We had a rotary phone then. (Or, at least, my father was nearly deaf from his thirty years meatpacking, and the rotary phone was rigged so that he could hear with it.) My father would sit there and determinedly crank out all ten digits of this telephone station’s phone number. If the line was busy, he would do it again, until the name of the winner and hometown appeared on the screen. I don’t know if you have any idea how slow dialing a rotary phone is, but also back then it took some time to connect a long distance call.
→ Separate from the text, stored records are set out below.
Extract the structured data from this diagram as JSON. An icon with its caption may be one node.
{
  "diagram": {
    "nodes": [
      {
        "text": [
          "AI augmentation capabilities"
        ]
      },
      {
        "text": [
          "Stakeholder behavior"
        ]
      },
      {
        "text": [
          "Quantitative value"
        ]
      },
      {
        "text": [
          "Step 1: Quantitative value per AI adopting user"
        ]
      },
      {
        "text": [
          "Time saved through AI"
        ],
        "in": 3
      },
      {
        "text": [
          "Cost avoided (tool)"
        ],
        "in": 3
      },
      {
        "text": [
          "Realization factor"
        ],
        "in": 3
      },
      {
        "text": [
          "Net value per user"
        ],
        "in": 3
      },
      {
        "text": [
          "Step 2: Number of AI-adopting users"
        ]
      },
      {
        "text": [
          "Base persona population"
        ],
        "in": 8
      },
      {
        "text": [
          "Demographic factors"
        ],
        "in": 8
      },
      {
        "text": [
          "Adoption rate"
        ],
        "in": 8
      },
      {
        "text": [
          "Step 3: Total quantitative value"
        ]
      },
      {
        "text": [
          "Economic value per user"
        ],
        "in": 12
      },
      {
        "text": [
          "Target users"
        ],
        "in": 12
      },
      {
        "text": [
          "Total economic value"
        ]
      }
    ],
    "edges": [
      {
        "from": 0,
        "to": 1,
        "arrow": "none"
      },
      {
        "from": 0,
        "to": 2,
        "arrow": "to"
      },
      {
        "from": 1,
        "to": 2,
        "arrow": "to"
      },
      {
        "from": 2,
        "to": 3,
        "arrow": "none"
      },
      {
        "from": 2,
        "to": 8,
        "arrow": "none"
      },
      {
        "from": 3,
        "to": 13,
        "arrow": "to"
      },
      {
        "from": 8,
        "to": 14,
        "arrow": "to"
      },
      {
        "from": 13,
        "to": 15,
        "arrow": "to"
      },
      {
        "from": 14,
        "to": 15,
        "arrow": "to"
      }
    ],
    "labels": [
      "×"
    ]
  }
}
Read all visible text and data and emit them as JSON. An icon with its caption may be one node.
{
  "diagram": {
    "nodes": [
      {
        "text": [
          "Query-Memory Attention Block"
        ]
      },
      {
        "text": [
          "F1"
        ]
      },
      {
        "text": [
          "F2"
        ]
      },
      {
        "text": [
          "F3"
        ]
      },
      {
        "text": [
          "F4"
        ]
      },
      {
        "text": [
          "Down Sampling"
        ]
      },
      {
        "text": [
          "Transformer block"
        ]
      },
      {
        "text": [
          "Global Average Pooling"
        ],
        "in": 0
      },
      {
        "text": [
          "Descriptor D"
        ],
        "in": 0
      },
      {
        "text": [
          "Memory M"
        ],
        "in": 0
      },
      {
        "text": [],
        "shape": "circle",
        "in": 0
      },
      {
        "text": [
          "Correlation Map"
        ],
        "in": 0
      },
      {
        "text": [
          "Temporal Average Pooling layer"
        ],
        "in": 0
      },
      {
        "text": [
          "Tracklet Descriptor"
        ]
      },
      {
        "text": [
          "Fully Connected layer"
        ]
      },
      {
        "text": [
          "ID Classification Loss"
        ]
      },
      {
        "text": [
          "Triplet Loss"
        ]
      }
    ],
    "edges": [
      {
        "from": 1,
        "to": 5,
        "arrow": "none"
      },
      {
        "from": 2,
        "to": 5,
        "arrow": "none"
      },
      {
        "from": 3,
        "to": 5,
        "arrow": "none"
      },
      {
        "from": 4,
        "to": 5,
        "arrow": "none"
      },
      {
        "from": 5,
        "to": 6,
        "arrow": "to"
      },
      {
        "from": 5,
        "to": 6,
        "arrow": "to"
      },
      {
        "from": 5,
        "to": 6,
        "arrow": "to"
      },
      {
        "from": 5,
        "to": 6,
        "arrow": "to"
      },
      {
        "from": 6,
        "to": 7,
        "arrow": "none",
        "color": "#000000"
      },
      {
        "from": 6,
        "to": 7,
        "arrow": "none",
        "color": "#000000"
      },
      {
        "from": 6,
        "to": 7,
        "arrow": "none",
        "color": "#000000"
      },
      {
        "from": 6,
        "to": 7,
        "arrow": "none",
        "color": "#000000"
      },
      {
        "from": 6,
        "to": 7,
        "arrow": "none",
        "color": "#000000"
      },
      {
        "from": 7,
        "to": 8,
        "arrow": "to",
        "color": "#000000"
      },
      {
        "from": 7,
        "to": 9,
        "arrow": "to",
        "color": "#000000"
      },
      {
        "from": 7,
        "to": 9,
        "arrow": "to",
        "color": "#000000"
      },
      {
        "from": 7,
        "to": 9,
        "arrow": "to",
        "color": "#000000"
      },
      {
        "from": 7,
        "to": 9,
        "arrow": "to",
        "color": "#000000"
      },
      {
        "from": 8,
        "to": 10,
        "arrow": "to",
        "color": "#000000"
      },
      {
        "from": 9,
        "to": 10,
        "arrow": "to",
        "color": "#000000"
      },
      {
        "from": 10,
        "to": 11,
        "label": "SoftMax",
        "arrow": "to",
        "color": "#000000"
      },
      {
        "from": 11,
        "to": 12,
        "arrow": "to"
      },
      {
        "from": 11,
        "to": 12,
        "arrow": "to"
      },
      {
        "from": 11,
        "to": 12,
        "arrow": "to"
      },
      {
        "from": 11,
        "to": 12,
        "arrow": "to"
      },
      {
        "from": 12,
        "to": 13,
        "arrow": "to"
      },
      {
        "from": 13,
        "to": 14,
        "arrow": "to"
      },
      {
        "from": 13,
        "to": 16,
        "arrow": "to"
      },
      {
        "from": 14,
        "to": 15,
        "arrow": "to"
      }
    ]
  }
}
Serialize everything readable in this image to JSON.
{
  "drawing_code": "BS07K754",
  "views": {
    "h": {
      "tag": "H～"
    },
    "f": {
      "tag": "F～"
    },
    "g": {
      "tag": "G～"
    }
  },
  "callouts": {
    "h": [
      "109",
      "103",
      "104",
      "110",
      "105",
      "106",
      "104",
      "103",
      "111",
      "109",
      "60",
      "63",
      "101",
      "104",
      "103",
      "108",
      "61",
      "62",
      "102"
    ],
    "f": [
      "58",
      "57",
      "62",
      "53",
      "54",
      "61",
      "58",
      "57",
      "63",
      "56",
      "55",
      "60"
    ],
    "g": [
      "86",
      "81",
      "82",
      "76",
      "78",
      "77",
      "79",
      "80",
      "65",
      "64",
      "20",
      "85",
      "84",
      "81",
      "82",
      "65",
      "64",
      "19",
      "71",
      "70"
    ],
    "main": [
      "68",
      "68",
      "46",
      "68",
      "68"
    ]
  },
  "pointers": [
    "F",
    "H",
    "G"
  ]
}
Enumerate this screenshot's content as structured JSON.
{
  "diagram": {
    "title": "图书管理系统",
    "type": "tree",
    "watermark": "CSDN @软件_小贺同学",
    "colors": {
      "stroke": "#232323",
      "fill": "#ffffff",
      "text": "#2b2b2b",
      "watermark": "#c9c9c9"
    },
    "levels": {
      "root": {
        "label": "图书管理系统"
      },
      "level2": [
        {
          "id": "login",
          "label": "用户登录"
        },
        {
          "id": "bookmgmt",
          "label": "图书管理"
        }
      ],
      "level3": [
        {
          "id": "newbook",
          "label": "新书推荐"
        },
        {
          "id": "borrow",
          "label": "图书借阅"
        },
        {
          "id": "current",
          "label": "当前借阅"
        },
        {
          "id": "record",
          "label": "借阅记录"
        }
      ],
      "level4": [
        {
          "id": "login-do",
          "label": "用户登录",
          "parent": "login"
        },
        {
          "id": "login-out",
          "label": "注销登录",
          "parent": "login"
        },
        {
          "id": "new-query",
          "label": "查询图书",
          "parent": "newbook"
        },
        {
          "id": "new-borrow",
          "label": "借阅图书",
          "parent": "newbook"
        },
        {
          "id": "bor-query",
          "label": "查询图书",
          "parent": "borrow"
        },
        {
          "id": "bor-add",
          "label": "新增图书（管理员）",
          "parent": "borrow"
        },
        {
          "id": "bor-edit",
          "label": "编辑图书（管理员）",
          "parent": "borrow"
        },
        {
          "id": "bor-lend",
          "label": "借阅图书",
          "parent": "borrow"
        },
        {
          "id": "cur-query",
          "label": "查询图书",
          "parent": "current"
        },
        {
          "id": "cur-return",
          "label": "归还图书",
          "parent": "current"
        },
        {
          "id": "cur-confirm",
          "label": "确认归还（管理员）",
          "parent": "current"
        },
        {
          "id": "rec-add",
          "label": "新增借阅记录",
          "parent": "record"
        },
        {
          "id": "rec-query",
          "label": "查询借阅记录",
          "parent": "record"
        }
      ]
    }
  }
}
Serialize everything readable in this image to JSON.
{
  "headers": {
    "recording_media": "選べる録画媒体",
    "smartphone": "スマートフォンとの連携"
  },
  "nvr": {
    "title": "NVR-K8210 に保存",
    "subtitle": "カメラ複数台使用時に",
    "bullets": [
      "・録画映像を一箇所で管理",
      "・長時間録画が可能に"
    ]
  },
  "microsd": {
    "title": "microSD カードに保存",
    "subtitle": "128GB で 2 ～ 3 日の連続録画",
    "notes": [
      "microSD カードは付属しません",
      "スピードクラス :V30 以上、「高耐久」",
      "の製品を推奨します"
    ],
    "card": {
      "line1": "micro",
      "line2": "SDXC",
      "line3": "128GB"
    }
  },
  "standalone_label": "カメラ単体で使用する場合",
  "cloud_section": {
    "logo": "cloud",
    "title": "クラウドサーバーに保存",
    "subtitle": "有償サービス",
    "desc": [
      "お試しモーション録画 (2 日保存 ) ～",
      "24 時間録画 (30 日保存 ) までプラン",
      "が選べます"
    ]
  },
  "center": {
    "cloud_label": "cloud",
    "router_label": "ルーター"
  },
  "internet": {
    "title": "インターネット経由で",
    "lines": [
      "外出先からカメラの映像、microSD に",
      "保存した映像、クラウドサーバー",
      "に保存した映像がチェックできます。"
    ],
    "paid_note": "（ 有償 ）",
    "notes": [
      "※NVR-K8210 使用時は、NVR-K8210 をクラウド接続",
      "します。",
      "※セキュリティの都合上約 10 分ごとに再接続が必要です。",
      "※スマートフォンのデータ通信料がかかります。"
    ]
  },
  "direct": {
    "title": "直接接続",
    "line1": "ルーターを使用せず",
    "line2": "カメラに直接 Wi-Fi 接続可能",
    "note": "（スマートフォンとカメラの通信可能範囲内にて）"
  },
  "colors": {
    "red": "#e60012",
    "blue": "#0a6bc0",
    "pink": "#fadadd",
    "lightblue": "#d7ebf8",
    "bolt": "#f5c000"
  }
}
My sister, who had a deeply merciless streak within her, took some delight in noting that there was someone in Des Moines who had the digits for the local call on his speed-dial making thirty calls in the time it took my father to make one. The hometowns of the winners were almost always either Des Moines or some town very close to it; I never saw a winner from over a hundred miles away like we were. My father had basically no chance of winning but carried on every night as if he was oblivious to that. This annoyed my sister to no end, like it was some kind of affront to the familial intellect. I sometimes I allowed myself to feel annoyed too, although I don’t know why.
What was my father supposed to do? We had the rotary phone because it was what we could afford that would accommodate his hearing. Nobody would have regarded it as sensible for us to pay a bunch of money we did not have for a touchtone telephone for the hearing impaired just so we could have a better chance of winning this contest someday. We did not have the resources to pick up and move closer to Des Moines, I think most people would think it was foolish to pick up and move just so one could have a better chance of winning a little television station contest some night.
What my sister and I had concluded was that it was the smart thing to resign that one wasn’t ever going to win the prize. As I get older, it becomes harder for me to see wisdom in someone deciding that losing is inevitable and that labors to the contrary are pointless. Especially when you don’t have any alternatives that will increase your odds of winning and especially when, ultimately, you just really enjoy Wheel of Fortune. Even though he never won, I am positive that my father enjoyed rushing to the telephone every night more than he would have enjoyed staying put in his chair and grumbling about how the contest was really just for people in Des Moines.